錯覚に陥って妙なことを言い出しても仕方がない。 それだけ疲れているんだから。
口をつぐみ、おびえたような表情になって見つめ返している笑に、遥は安心させようと微笑みを向けた。
「パスポート無くしたんですか? だいじょうぶ、また発行してもらえますよ。 誘拐されたんだから当り前です」
笑の口が震えた。 それから、思いもかけない言葉が飛び出した。
「ごめんなさい! 兄とハルがまちがった。 なんて言うの? えぇと、人まちがい?」
「エイミー」
分厚い玄関ドアの向こうから、呼び声がぼんやりと聞こえた。 社長の声のようだが、俊治にも似ている。 遥は緊張した。
「アイム カミン〜!」
笑がすぐ答え、ドアの横に手をかざして開いた。 指紋検証もついているのだと、遥は初めて知った。
笑は遥の肩を抱くようにして、ドアから押し入れた。 そして、階段の途中まで降りてきていた兄に走り寄ると、英語でやりとりを始めた。
あまりにも早口で、ほとんど聞き取れない。 社長はたまに合いの手を入れるだけだったが、やがて愕然とした表情になると、二人の娘を交互に見つめた。

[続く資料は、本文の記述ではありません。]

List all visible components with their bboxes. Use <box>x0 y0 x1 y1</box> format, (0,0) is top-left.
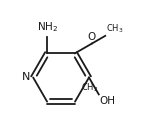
Text: OH: OH <box>99 96 115 106</box>
Text: CH$_2$: CH$_2$ <box>81 81 98 94</box>
Text: O: O <box>88 32 96 42</box>
Text: NH$_2$: NH$_2$ <box>37 20 58 34</box>
Text: N: N <box>22 72 30 82</box>
Text: CH$_3$: CH$_3$ <box>106 22 123 35</box>
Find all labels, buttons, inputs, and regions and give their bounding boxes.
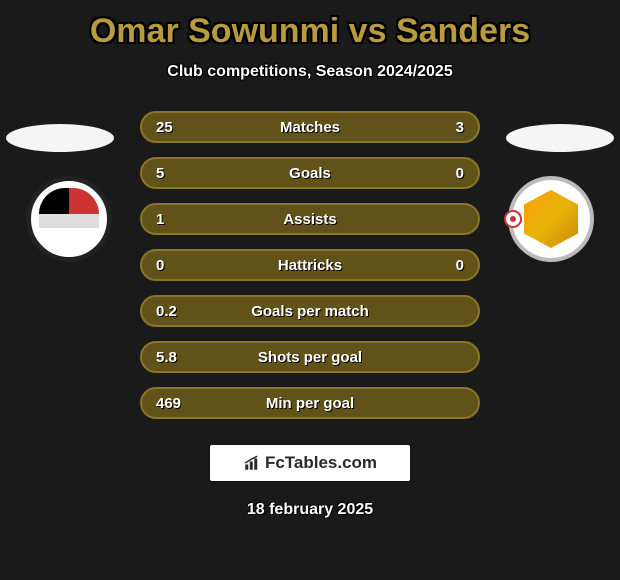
stat-label: Shots per goal: [258, 349, 362, 366]
stat-label: Matches: [280, 119, 340, 136]
stat-label: Min per goal: [266, 395, 354, 412]
stat-rows: 25 Matches 3 5 Goals 0 1 Assists 0 Hattr…: [140, 111, 480, 419]
badge-left-mid: [39, 214, 99, 228]
stat-row: 0 Hattricks 0: [140, 249, 480, 281]
chart-icon: [243, 454, 261, 472]
stat-row: 1 Assists: [140, 203, 480, 235]
team-badge-left: [26, 176, 112, 262]
stat-right: 0: [424, 165, 464, 182]
stat-row: 5 Goals 0: [140, 157, 480, 189]
subtitle: Club competitions, Season 2024/2025: [0, 63, 620, 81]
stat-left: 5.8: [156, 349, 196, 366]
stat-left: 0: [156, 257, 196, 274]
player-silhouette-left: [6, 124, 114, 152]
badge-left-shield: [39, 228, 99, 250]
stat-row: 469 Min per goal: [140, 387, 480, 419]
badge-right-ball: [504, 210, 522, 228]
stat-label: Assists: [283, 211, 336, 228]
stat-left: 5: [156, 165, 196, 182]
page-title: Omar Sowunmi vs Sanders: [0, 0, 620, 51]
stat-right: 0: [424, 257, 464, 274]
team-badge-right: [508, 176, 594, 262]
stat-left: 25: [156, 119, 196, 136]
stat-left: 469: [156, 395, 196, 412]
stat-row: 0.2 Goals per match: [140, 295, 480, 327]
stat-right: 3: [424, 119, 464, 136]
stat-label: Goals: [289, 165, 331, 182]
badge-right-crest: [524, 190, 578, 248]
stat-label: Hattricks: [278, 257, 342, 274]
stat-row: 25 Matches 3: [140, 111, 480, 143]
comparison-card: Omar Sowunmi vs Sanders Club competition…: [0, 0, 620, 580]
date: 18 february 2025: [0, 501, 620, 519]
logo-text: FcTables.com: [265, 453, 377, 473]
player-silhouette-right: [506, 124, 614, 152]
stat-row: 5.8 Shots per goal: [140, 341, 480, 373]
site-logo[interactable]: FcTables.com: [210, 445, 410, 481]
stat-left: 1: [156, 211, 196, 228]
stat-label: Goals per match: [251, 303, 369, 320]
badge-left-top: [39, 188, 99, 214]
stat-left: 0.2: [156, 303, 196, 320]
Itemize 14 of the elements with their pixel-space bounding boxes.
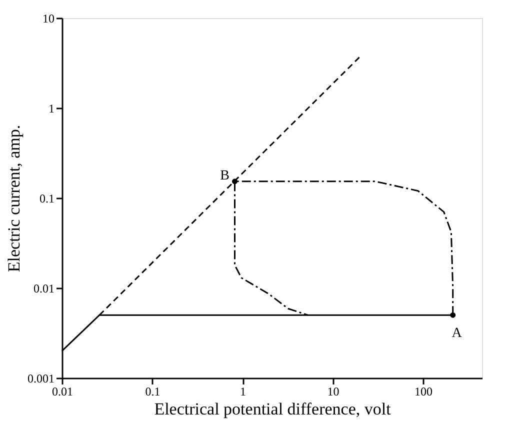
x-tick-label: 10	[327, 384, 340, 398]
y-tick-label: 0.001	[28, 372, 54, 386]
y-axis-title: Electric current, amp.	[4, 124, 24, 272]
y-tick-label: 0.1	[40, 192, 54, 206]
annotation: B	[220, 168, 230, 184]
x-tick-label: 0.01	[52, 384, 73, 398]
y-tick-label: 10	[42, 12, 54, 26]
x-tick-label: 0.1	[145, 384, 160, 398]
x-tick-label: 100	[414, 384, 433, 398]
y-tick-label: 0.01	[34, 282, 54, 296]
x-axis-title: Electrical potential difference, volt	[154, 400, 392, 418]
y-tick-label: 1	[48, 102, 54, 116]
x-tick-label: 1	[240, 384, 246, 398]
annotation: A	[452, 326, 463, 342]
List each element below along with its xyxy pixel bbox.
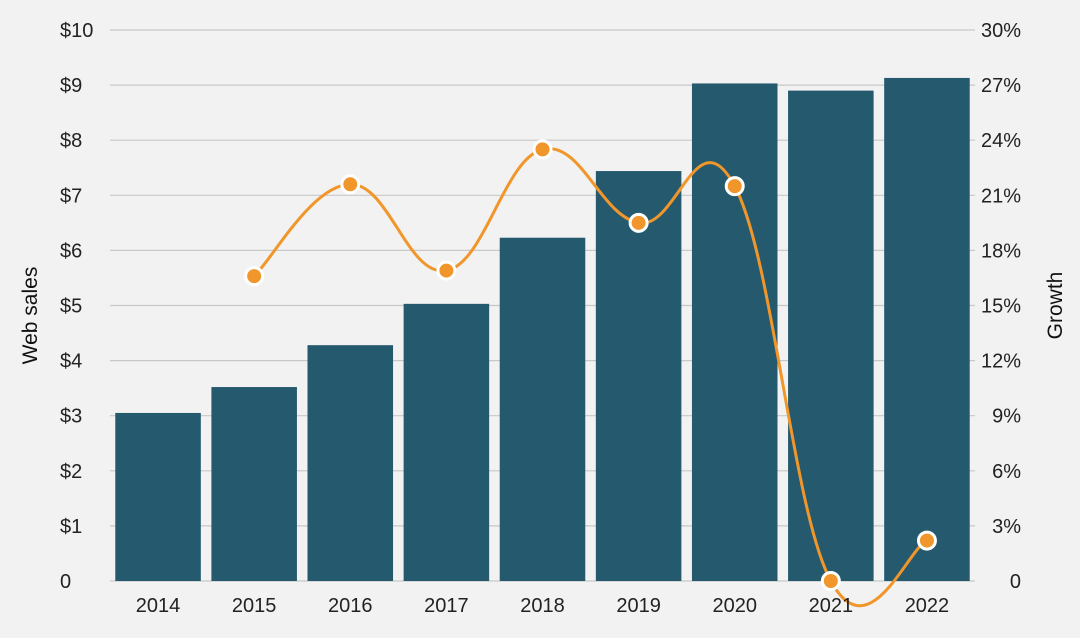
y2-axis-title: Growth [1044, 272, 1067, 340]
y-tick-label: $8 [60, 130, 82, 152]
x-tick-label: 2018 [520, 595, 565, 617]
growth-point-2016 [340, 174, 361, 195]
y2-tick-label: 12% [981, 351, 1021, 373]
y-tick-label: 0 [60, 571, 71, 593]
y2-tick-label: 21% [981, 185, 1021, 207]
y2-tick-label: 24% [981, 130, 1021, 152]
growth-point-2021 [820, 571, 841, 591]
y-tick-label: $1 [60, 516, 82, 538]
y-tick-label: $5 [60, 296, 82, 318]
y-tick-label: $2 [60, 461, 82, 483]
bar-2018 [499, 237, 586, 582]
y-axis-title: Web sales [19, 267, 42, 365]
y-tick-label: $10 [60, 20, 93, 42]
x-tick-label: 2014 [136, 595, 181, 617]
y2-tick-label: 15% [981, 296, 1021, 318]
growth-point-2022 [916, 530, 937, 551]
axis-layer: 0 0 $1 3% $2 6% $3 9% $4 12% $5 15% $6 18% $7 21% $8 24% $… [60, 20, 1021, 617]
y-tick-label: $6 [60, 240, 82, 262]
bar-2016 [307, 345, 394, 581]
line-layer [244, 139, 937, 608]
x-tick-label: 2017 [424, 595, 469, 617]
y-tick-label: $3 [60, 406, 82, 428]
bar-2020 [691, 83, 778, 582]
y2-tick-label: 3% [992, 516, 1021, 538]
growth-point-2018 [532, 139, 553, 160]
y-tick-label: $9 [60, 75, 82, 97]
x-tick-label: 2022 [905, 595, 950, 617]
bar-2019 [595, 171, 682, 581]
x-tick-label: 2019 [616, 595, 661, 617]
y2-tick-label: 0 [1010, 571, 1021, 593]
growth-point-2015 [244, 266, 265, 287]
x-tick-label: 2015 [232, 595, 277, 617]
y2-tick-label: 6% [992, 461, 1021, 483]
bar-2017 [403, 303, 490, 581]
growth-point-2020 [724, 176, 745, 197]
y2-tick-label: 30% [981, 20, 1021, 42]
x-tick-label: 2016 [328, 595, 373, 617]
bar-2014 [115, 412, 201, 581]
y-tick-label: $7 [60, 185, 82, 207]
bar-2021 [788, 90, 874, 582]
y2-tick-label: 27% [981, 75, 1021, 97]
bar-2022 [884, 77, 970, 581]
bar-2015 [211, 387, 297, 581]
growth-point-2017 [436, 260, 457, 281]
y-tick-label: $4 [60, 351, 82, 373]
y2-tick-label: 9% [992, 406, 1021, 428]
x-tick-label: 2020 [712, 595, 757, 617]
y2-tick-label: 18% [981, 240, 1021, 262]
x-tick-label: 2021 [809, 595, 854, 617]
bar-layer [115, 77, 970, 582]
growth-point-2019 [628, 212, 649, 233]
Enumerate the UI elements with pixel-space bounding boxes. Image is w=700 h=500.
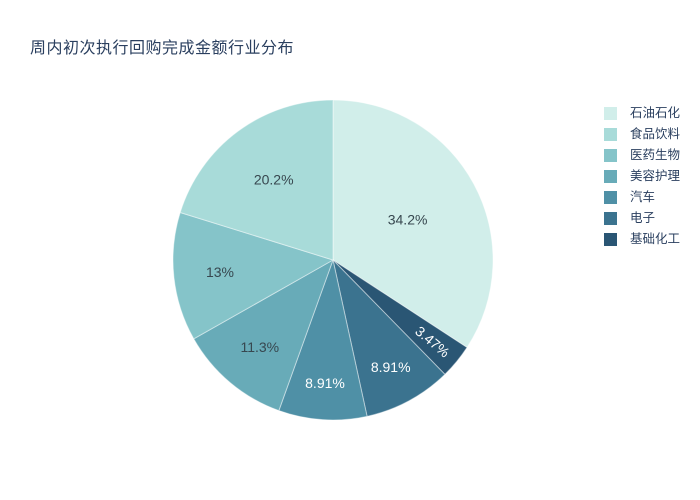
legend-item-汽车[interactable]: 汽车 [604,191,680,204]
legend-swatch [604,149,617,162]
pie-slice-label: 8.91% [371,359,411,375]
pie-slice-电子[interactable] [332,258,446,417]
legend: 石油石化食品饮料医药生物美容护理汽车电子基础化工 [604,107,680,246]
legend-label: 美容护理 [630,169,681,183]
legend-swatch [604,191,617,204]
legend-item-电子[interactable]: 电子 [604,212,680,225]
legend-item-医药生物[interactable]: 医药生物 [604,149,680,162]
legend-item-美容护理[interactable]: 美容护理 [604,170,680,183]
pie-slice-美容护理[interactable] [193,258,334,412]
legend-label: 食品饮料 [630,127,681,141]
pie-slice-汽车[interactable] [278,258,368,421]
pie-slice-label: 20.2% [254,172,294,188]
legend-item-食品饮料[interactable]: 食品饮料 [604,128,680,141]
legend-swatch [604,107,617,120]
pie-slice-label: 11.3% [240,339,279,355]
legend-label: 电子 [630,211,656,225]
chart-title: 周内初次执行回购完成金额行业分布 [30,40,295,57]
legend-label: 石油石化 [630,106,681,120]
pie-slice-label: 13% [206,264,234,280]
pie-slice-医药生物[interactable] [172,211,335,340]
legend-swatch [604,170,617,183]
legend-swatch [604,128,617,141]
legend-label: 医药生物 [630,148,681,162]
legend-swatch [604,233,617,246]
legend-label: 基础化工 [630,232,681,246]
legend-label: 汽车 [630,190,656,204]
pie-slice-label: 8.91% [305,375,345,391]
pie-slice-基础化工[interactable] [332,259,468,376]
legend-item-基础化工[interactable]: 基础化工 [604,233,680,246]
pie-slice-食品饮料[interactable] [179,99,334,261]
pie-slice-石油石化[interactable] [332,99,494,349]
legend-swatch [604,212,617,225]
pie-slice-label: 34.2% [388,212,428,228]
legend-item-石油石化[interactable]: 石油石化 [604,107,680,120]
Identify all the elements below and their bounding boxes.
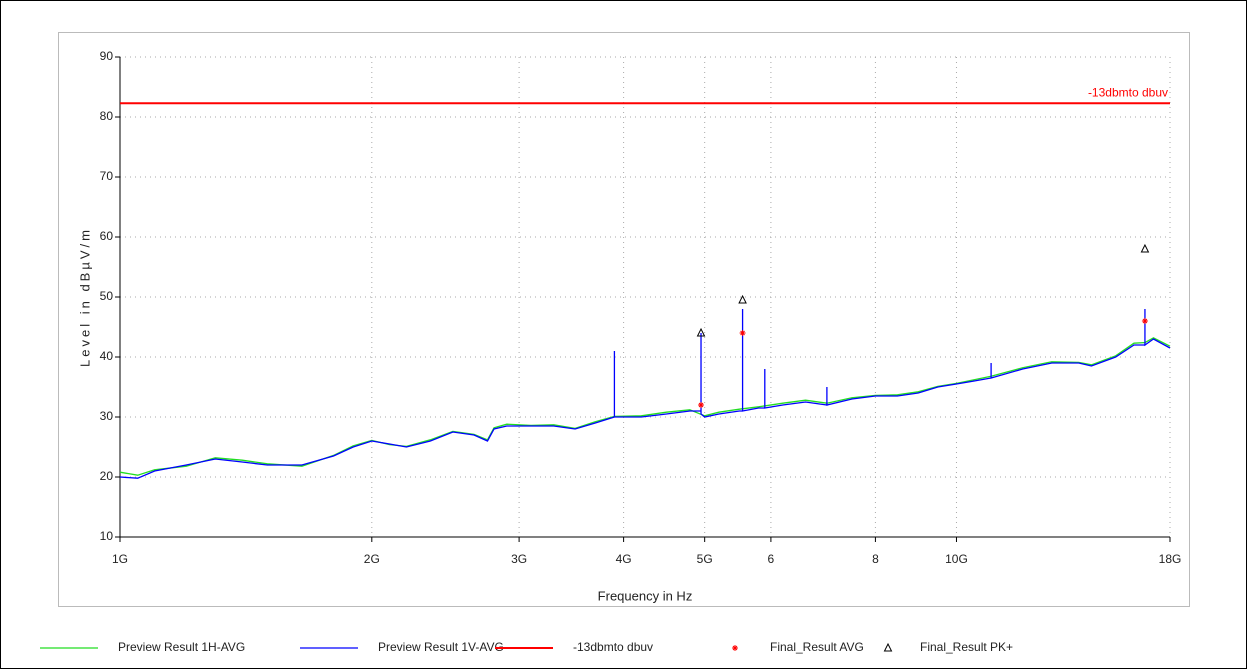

それから彼は、手すりを伝ってできるだけ早く玄関口に下りてきた。
そして、遥の前に立つやいなや、いきなり深々と頭を下げた。
俊治はじっと、灯りのつかない二階建ての家を見つめていた。
門灯だけは自動で電気が点っているが、家は暗いままだ。 三嶋遥は、ここにはいない。
ゆっくりと門柱に寄りかかって、俊治は唇を噛みしめた。 会いたい一心で、電車を乗り継いで訪ねてきた。 しかし、こんなところでいつまでも、女性一人暮らしの家を見上げていたら、ぜったい不審者と思われるだろう。
迷った末、電話を出した。 まだあの携帯を使ってくれているだろうか。
やっとの思いでかけた電話は、通じなかった。